Can you explain your notation a little bit? Is x[t] the sample index into
your signal? And t is time in samples?

I might formulate it as a Delta of indicies where a Delta of 1 is a normal
playback speed and you have some exponential rate. Would something like
this work?

delta *= rate
t += delta
y[n] = x[n - t + N]

My notation probably means something different from yours, but the idea is
the time varying index t accelerates or decelerates at a given rate. I've
kind of written a hybrid of pseudocode and DSP notation, sorry.

You would probably actually want some interpolation and for an application
like this one I would probably stick with linear interpolation (even though
most people on this list will probably disagree with me on that). Keep in
mind, though, that skipping samples might mean aliasing which will mean
low-pass filtering your signal (unless you know that there's no frequency
content in offensive ranges), and since you're essentially doing a variable
skip rate your low pass filter might either need to be aggressive or

Something about this algorithm scares me in it's seemingly unbounded need
for memory. Seems like a lot of heuristic constraints...

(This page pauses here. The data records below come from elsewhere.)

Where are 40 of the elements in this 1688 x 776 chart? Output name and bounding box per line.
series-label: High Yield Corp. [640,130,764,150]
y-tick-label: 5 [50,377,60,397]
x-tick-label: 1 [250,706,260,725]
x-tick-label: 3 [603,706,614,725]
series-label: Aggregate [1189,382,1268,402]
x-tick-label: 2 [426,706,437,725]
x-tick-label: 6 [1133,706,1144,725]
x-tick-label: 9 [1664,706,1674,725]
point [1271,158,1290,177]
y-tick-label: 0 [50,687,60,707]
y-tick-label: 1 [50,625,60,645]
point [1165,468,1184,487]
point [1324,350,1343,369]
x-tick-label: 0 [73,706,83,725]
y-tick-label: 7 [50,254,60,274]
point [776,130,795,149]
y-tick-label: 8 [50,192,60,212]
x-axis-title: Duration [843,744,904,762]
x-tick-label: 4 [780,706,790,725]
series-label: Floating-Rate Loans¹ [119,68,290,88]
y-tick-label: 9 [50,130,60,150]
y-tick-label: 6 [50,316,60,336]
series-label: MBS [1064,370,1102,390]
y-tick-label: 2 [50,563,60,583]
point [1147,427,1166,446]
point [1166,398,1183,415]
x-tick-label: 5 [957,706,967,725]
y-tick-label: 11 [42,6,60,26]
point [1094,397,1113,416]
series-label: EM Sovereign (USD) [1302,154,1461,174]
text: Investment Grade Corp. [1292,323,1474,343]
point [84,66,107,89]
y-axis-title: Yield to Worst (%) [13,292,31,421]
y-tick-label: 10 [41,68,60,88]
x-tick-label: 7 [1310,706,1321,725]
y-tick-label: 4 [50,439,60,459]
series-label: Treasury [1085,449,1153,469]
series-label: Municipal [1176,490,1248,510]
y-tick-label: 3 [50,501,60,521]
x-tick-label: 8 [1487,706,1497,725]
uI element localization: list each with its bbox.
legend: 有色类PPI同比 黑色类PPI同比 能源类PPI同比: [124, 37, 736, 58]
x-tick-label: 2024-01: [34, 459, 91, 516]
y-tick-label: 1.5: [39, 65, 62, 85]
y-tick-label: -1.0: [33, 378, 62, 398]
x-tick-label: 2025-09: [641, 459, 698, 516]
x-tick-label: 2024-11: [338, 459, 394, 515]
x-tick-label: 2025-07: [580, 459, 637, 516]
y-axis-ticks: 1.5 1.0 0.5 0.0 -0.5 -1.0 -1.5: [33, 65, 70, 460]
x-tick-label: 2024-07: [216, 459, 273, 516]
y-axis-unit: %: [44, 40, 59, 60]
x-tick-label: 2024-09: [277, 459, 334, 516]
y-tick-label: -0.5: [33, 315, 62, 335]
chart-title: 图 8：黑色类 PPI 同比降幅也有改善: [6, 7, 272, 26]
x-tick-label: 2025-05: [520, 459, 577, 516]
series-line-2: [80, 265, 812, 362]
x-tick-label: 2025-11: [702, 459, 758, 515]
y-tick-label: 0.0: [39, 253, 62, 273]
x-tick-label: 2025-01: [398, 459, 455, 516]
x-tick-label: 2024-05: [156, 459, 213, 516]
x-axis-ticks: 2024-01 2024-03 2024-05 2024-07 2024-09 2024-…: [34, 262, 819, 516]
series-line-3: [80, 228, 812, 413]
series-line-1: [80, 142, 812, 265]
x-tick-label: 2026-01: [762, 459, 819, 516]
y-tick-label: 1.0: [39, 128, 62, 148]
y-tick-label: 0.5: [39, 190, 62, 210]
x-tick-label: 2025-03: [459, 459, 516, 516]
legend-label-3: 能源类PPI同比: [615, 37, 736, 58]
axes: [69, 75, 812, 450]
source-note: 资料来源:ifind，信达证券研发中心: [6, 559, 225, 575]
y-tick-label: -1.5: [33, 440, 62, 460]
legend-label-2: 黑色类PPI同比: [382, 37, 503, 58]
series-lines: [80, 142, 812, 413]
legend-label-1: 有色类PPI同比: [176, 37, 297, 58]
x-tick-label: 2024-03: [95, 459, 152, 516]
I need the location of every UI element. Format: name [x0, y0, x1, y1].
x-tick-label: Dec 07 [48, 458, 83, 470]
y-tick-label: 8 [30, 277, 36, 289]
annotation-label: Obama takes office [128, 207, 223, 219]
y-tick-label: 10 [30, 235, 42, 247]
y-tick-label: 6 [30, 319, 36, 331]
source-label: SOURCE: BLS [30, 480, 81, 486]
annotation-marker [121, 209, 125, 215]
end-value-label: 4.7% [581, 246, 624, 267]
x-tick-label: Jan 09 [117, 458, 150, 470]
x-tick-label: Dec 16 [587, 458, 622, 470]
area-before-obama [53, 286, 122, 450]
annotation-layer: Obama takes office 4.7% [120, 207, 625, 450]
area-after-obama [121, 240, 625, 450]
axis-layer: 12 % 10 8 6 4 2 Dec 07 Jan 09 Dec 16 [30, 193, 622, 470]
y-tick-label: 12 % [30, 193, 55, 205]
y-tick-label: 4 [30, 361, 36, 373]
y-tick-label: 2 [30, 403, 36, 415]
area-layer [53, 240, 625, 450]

On Feb 6, 2018 06:45, "Maximiliano Estudies" <> wrote:

I am having trouble with this concept for quite some time now, I hope that
I can explain it well enough so you can understand what I mean.
I have signal stored in a buffer of known length. The buffer must be read
at a variable speed, and the variations in speed have to be exponential, so
that the resulting glissandi are (aurally) linear. In order to do that I
came up with the following formula:

x[t] = t * sample_rate * end_speed^(x[t] / T)     where T is the total
length of the buffer in samples.

This doesn’t seem to work and I can’t understand why.

And my second question is, how can I get the resulting length in
milliseconds? (how long will it take to play the whole buffer)

I hope I managed to be clear enough!